Babs, who’s somehow managed to change into a frilly yellow blouse in the six and a half seconds since we last saw her, is distraught.
“They live in the same small town…” the voiceover tells us, which makes sense because they were both hoping to get the same choir director job and it’s not really the sort of thing you’d want to commute for. This geographical proximity inflames the rivalry between the two women and despite Marge’s defence that she didn’t ask to be made choir director, at 0:24 Babs makes the sound of a chair being dragged across a basketball court to indicate her anger.
“They share the same big dreams…” Flash forward and Marge is ‘choir directing’ live on stage in front of an unrealistically massive audience.
Her choir sound reasonably choir-y to me, but two men in the audience appear slightly bored so Marge brings the performance to a halt. This just isn’t good enough, she seems to say, as she flaps her big purple arms all over the place.

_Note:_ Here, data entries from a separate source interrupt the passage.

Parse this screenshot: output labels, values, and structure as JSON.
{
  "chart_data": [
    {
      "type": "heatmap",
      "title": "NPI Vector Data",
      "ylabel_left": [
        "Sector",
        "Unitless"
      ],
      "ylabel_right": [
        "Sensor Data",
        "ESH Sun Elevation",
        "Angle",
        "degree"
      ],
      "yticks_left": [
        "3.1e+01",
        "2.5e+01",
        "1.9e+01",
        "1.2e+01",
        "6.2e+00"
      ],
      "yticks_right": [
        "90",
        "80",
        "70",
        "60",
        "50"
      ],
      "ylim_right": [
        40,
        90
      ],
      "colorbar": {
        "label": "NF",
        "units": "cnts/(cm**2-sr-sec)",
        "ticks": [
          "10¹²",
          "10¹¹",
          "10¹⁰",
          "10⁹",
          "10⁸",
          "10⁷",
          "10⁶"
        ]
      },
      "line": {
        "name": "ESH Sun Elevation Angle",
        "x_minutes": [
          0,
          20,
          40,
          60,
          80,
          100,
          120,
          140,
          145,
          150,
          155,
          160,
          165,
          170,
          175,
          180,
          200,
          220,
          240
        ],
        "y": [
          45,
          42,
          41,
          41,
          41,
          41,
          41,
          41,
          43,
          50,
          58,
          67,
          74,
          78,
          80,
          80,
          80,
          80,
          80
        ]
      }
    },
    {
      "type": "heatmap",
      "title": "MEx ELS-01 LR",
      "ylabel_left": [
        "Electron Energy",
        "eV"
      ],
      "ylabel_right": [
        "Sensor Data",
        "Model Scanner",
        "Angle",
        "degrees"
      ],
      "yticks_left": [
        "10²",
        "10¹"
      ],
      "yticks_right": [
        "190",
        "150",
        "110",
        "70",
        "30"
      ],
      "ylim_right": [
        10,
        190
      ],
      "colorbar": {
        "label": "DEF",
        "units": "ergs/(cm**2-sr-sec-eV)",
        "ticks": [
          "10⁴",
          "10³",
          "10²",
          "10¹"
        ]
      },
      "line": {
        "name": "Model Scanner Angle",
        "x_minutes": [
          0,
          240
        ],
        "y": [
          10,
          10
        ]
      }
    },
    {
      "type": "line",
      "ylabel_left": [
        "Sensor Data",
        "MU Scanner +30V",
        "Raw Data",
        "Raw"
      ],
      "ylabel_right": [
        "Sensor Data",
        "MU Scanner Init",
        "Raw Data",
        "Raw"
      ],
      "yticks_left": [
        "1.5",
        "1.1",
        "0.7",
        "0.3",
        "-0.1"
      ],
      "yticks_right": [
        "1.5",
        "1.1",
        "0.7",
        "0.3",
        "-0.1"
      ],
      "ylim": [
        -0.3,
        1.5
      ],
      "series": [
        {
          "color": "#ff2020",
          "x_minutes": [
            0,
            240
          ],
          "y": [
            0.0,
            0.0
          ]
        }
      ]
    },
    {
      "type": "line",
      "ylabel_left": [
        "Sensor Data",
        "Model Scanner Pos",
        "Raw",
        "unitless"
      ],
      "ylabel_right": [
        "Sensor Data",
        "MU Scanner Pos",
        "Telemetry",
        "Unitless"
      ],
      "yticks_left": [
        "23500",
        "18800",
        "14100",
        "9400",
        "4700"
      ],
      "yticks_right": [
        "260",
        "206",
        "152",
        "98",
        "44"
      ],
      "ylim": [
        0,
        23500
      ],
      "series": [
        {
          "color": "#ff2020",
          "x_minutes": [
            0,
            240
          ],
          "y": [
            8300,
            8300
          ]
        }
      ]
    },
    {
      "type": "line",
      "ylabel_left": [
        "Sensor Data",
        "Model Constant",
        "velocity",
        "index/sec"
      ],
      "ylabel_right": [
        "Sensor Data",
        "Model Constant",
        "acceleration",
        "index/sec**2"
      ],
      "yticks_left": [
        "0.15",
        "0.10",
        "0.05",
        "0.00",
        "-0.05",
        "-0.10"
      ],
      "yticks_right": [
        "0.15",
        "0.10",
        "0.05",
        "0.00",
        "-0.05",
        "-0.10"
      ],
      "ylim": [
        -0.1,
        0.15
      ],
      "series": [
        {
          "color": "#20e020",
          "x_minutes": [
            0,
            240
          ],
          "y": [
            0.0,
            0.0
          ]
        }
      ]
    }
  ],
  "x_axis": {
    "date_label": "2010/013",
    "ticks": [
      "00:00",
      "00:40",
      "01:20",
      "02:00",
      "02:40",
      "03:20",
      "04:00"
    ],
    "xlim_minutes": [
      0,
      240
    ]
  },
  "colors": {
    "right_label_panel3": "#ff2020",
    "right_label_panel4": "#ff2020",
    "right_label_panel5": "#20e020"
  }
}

“We gotta shake ’em up!” suggests Babs, and so Marge sets about adding stupid gimmicks to the choir’s performances, namely an increase in booty shaking. She knows it’s not the answer though, and her insistence that a fellow chorister gets ‘her Beyonce’ out of Marge’s face is both an inventive, original pop cultural reference and a slamming indictment of her foolish attempts to sex up the choir.
Luckily, just as all hope seems lost, an arrogant, jive-talking Jeremy Piven-a-like named Randy shows up and turns their luck around. We see him singing to himself in some kind of enormous valley, which tells us that he’s deeply connected to Mother Earth. He also likes a bit of a swear.
The choir are duly shocked.
Luckily, he’s also one of only a small handful of people on Earth with Auto-Tune pre-installed in his vocal chords, and he soon wins over the choir with his terrifying, non-human self-harmonising.
“He’s completely changed the way the choir sings! Who knows what he’ll do next?” protests the pastor, after Randy breaks every rule in book by getting them to sing Man in the Mirror.
Suddenly we move, without explanation, to a scene in which Babs tells Marge: “I am who I am”. “Maybe you were five precedures ago” comes the retort. This is, I think you’ll agree, a mighty zing.
Babs gets angry and throws a bucket of ice that she was apparently holding at Marge.
“Who cares if I’ve got a few little nips and tucks? God didn’t make plastic surgeons so they could starve.” This is obviously the best line in the movie.
Things are getting a little silly now, so it’s time to introduce Marge’s daughter, who has lots of ’emotions’. “This isn’t about that! This is about me!” she wails, invisible tears pouring from her strained face.
Now Marge has Babs in a headlock.
“Put that online,” she instructs a nearby man who is taking pictures on his iPhone for some reason.
Queen Latifah
Dolly Parton
The first law of Hollywood trailers dictates that you need one funny bit directly before the movie title and one directly after. Here, we see Marge’s daughter telling Randy “don’t look at my butt, I’m a good girl.”
But he looks at it anyway! LOL, he’s imagining having sexual intercourse with her. Possibly anal.
And finally, we see Babs flailing around a bit, presumably attempting to scratch Marge’s gigantic breasts.
“Quit it with those nails, Edward Scissorhands!” shouts Marge, which is funny because it’s still 1991.